È quanto emerge da un’indagine sulla presenza dei vini bianchi autoctoni nella ristorazione italiana segnalata dalle principali guide, realizzata da Nomisma-Wine monitor per l’Istituto marchigiano di tutela vini (Imt) e presentata a Vinitaly.
 
La varietà del vigneto Italia
L’indagine rileva tutta la varietà del vigneto Italia in un solo dato. I 10 vitigni principali del Paese valgono il 40% dell’intera produzione italiana, pochissimo rispetto al resto del mondo.
In Francia la top 10 rappresenta il 72%, in Spagna il 75,5%, negli Usa l’81,5%, in Australia l’88,2% e in Nuova Zelanda il 98%.
Una varietà che si sta rivelando sempre più un valore aggiunto per i ristoratori (220 gli intervistati tra sommelier, titolari e cuochi): su 126 etichette di vini bianchi in carta, sono 64 le etichette di autoctoni, un dato che sale a 106 (50% del totale) nei ristoranti di fascia alta, a riprova del fatto che l’interesse cresce in maniera direttamente proporzionale alla qualità del ristorante.
 
Le Regioni più rappresentate
Tra le regioni più rappresentate in carta, vince nettamente il Friuli Venezia Giulia (40%), seguita da Alto Adige (15%), Sicilia (9%) e Marche (7%).
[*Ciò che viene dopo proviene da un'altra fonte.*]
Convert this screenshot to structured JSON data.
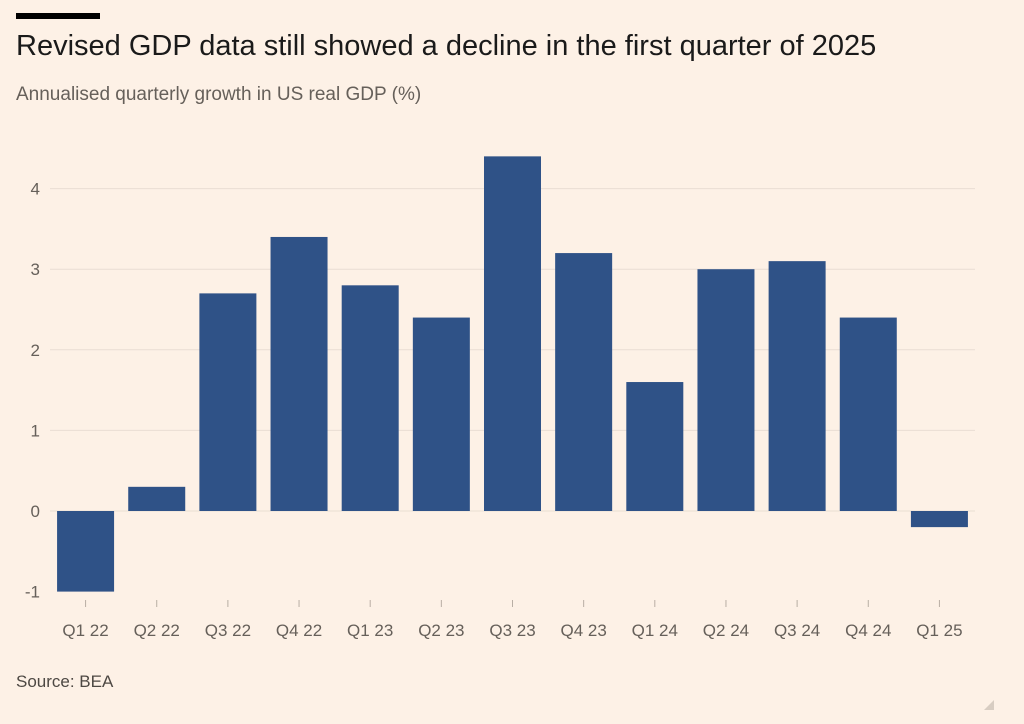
{
  "header": {
    "title": "Revised GDP data still showed a decline in the first quarter of 2025",
    "subtitle": "Annualised quarterly growth in US real GDP (%)"
  },
  "footer": {
    "source": "Source: BEA"
  },
  "colors": {
    "bar": "#2f5287",
    "background": "#fdf1e6",
    "gridline": "#e9ded3",
    "axis_text": "#66605a"
  },
  "chart_data": {
    "type": "bar",
    "title": "Revised GDP data still showed a decline in the first quarter of 2025",
    "subtitle": "Annualised quarterly growth in US real GDP (%)",
    "xlabel": "",
    "ylabel": "",
    "categories": [
      "Q1 22",
      "Q2 22",
      "Q3 22",
      "Q4 22",
      "Q1 23",
      "Q2 23",
      "Q3 23",
      "Q4 23",
      "Q1 24",
      "Q2 24",
      "Q3 24",
      "Q4 24",
      "Q1 25"
    ],
    "values": [
      -1.0,
      0.3,
      2.7,
      3.4,
      2.8,
      2.4,
      4.4,
      3.2,
      1.6,
      3.0,
      3.1,
      2.4,
      -0.2
    ],
    "ylim": [
      -1,
      4.4
    ],
    "yticks": [
      -1,
      0,
      1,
      2,
      3,
      4
    ],
    "grid": true,
    "source": "Source: BEA"
  }
}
Underachiever (che potrebbero fare di più), emergenti, immancabili e onnipresenti. Sono le 4 categorie riassunte in una matrice che incrocia il tasso di penetrazione nelle wine list con il potenziale produttivo in termini di superficie.
 
I vitigni più ricorrenti
Tra gli underachiever troviamo 4 tra i più diffusi vitigni autoctoni: il Glera (Prosecco), il Garganega (Soave), il Catarratto e il Trebbiano.
Tra gli emergenti, alcune nicchie: Pignoletto, Passerina e Pecorino, mentre sono ‘immancabili’ nei ristoranti Falanghina, Fiano, Vermentino, Friulano, Traminer e un altro marchigiano, il Verdicchio.
Onnipresente è infine il Moscato, nella maggioranza dei casi inteso nella sua interpretazione di vino dolce.
 
Chi vince sulla ‘carta’
In carta l’autoctono più presente (con esclusione della regione di appartenenza del ristorante) è il Traminer (Trentino e Alto Adige), presente nell’84% dei casi, prima di Moscato (78%), Tocai Friulano (74%), Vermentino (73%), Fiano (69%) e Verdicchio disponibile in 65 locali su 100. Seguono Falanghina, Trebbiano, Catarratto, Garganega, Pecorino (46%), Glera, Passerina (35%) e Pignoletto.
 
Il Verdicchio, eccellenza marchigiana
Per il direttore dell’Istituto Marchigiano di tutela Vini, Alberto Mazzoni:
“Il Verdicchio è ben presente nei ristoranti italiani di qualità e ancor più lo è in quelli di fascia alta (83%). Ma non basta, il posizionamento nella ristorazione non è lo stesso di quello riscontrato nelle guide o tra i consumatori dove vantiamo 2 primati. È importante riuscire a crescere in questo segmento dell’on-trade, perché rappresenta un canale fondamentale per un’affermazione più remunerativa del prodotto sul mercato”.